Interaction of ROS and RNS with GSH and GSH/GPX Systems

Rapid reactivity amongst the free radicals and its capability to inflict severe damages to cell has evolved cell redox systems with multiple pathways of counteracting and counterbalancing mechanisms. One of the important cell redox pathways is glutathione (GSH) and GSH/glutathione peroxidase (GPX) enzyme system. In addition to eliminating hydrogen peroxide (H 2 O 2 ) and peroxynitrite (ONOO ‐ ), GSH and GPX act as a buffer to protect crucial proteins against pathological modifications. In recent year, GSH and GPX have been emphasized for providing a promising treatment avenue in vascular diseases including neurovascular and cardiovascular diseases. However, complexity of cellular redox system has limited the current understanding of GSH and GPX led mechanism which prevents cell damage in pathophysiological condition. In this study, we used systems approach to model GSH and the GSH/GPX system in the presence of nitric oxide (NO) and superoxide (O 2 •‐ ) derived species. Result shows that there is an indicated dividing line between oxidative stress and nitrosative stress as the ratio of [O 2 •‐ ]/[NO] less than or greater than one.

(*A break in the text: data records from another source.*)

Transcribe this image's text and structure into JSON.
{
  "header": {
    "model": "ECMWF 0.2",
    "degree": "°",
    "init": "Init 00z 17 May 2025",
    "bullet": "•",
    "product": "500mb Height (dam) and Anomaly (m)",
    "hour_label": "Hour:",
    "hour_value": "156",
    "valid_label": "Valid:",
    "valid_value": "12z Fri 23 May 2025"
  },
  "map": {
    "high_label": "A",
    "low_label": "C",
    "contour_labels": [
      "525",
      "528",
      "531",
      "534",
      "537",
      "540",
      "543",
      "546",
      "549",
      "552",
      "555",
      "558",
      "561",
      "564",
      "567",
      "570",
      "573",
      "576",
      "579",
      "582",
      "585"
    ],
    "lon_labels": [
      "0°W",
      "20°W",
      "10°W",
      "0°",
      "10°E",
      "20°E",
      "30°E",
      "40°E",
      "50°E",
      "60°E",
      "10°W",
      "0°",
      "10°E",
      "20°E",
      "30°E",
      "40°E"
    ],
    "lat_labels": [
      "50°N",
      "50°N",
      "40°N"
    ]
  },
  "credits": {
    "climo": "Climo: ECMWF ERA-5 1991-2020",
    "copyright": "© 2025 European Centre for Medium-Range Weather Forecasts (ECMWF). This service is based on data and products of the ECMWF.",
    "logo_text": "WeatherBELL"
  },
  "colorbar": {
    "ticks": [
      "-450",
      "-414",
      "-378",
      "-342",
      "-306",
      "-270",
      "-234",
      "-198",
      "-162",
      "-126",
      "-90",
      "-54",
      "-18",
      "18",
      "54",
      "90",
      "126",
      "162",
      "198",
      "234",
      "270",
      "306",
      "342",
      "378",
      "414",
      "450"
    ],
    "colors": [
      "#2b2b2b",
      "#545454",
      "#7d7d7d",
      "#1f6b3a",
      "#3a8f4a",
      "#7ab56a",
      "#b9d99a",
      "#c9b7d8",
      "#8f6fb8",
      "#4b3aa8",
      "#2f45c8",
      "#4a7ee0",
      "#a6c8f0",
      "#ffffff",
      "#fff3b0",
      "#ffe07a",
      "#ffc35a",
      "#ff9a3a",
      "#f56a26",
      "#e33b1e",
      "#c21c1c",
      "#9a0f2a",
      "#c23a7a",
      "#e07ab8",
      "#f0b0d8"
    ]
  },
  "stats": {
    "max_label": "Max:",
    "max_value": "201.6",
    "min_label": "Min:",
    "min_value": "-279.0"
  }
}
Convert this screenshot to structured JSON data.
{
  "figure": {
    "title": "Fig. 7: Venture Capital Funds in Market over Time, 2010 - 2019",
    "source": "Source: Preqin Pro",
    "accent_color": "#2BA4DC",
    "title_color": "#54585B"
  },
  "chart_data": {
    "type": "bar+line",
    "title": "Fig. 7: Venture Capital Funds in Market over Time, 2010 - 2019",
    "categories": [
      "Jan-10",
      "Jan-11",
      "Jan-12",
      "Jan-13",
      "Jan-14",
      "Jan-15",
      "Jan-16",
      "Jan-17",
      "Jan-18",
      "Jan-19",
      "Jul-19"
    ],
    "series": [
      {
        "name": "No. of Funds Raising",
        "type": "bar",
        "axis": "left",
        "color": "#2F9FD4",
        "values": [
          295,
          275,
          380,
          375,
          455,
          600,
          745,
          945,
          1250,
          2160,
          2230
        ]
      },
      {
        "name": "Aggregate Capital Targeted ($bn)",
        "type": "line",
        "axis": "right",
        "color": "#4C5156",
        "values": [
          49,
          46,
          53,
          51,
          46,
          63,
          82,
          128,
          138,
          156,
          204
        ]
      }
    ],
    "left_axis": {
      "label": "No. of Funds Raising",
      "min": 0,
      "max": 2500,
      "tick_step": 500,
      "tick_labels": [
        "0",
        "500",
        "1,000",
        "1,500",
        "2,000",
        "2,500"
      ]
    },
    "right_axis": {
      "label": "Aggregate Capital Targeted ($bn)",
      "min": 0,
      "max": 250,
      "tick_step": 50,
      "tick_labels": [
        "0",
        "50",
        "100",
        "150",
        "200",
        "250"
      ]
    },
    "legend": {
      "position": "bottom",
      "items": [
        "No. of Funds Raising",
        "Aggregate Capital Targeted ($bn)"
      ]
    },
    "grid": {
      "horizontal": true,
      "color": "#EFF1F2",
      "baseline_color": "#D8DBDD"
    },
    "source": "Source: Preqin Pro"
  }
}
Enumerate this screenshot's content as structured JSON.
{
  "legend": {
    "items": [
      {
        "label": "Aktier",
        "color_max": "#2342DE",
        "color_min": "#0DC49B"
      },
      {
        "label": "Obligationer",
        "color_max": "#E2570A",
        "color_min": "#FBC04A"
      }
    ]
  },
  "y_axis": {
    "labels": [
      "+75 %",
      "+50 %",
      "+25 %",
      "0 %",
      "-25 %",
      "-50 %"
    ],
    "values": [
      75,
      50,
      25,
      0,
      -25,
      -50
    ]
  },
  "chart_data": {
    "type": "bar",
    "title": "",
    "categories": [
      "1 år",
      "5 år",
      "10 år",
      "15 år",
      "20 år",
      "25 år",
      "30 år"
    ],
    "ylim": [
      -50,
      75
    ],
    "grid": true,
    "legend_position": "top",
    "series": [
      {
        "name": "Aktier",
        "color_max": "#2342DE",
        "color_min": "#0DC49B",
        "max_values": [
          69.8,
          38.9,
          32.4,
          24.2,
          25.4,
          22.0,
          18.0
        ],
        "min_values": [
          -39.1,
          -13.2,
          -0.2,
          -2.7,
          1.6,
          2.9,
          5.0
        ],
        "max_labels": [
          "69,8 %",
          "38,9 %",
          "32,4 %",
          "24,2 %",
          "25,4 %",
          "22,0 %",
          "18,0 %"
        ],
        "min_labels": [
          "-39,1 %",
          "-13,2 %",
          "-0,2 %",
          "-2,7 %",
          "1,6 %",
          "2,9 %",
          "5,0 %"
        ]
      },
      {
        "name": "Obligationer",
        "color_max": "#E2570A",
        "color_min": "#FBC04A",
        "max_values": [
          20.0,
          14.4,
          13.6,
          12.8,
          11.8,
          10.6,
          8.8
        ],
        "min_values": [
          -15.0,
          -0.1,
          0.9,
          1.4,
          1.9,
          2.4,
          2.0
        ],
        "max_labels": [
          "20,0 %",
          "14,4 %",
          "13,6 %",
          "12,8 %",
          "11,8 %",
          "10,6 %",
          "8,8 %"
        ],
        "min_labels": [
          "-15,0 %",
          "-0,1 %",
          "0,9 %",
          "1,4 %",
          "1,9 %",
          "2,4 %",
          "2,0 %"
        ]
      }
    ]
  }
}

Results provide quantitative information about GSH levels that leads to the depletion of N 2 O 3 and H 2 O 2 . In addition, reduced glutathione peroxidase (GPXr) assists GSH in removal of high levels of H 2 O 2 . The model predicted that the GPX antioxidant capabilities are dependent on the bioavailability of GSH. The levels of nitric oxide and superoxide derived species are dependent of the balance between these reactive and antioxidant species through interaction with GSH/GPX system. The results indicate that both GSH and GPX play an important role in removal of oxidative stress and GSH also plays an important role in detoxifying nitrosative stress.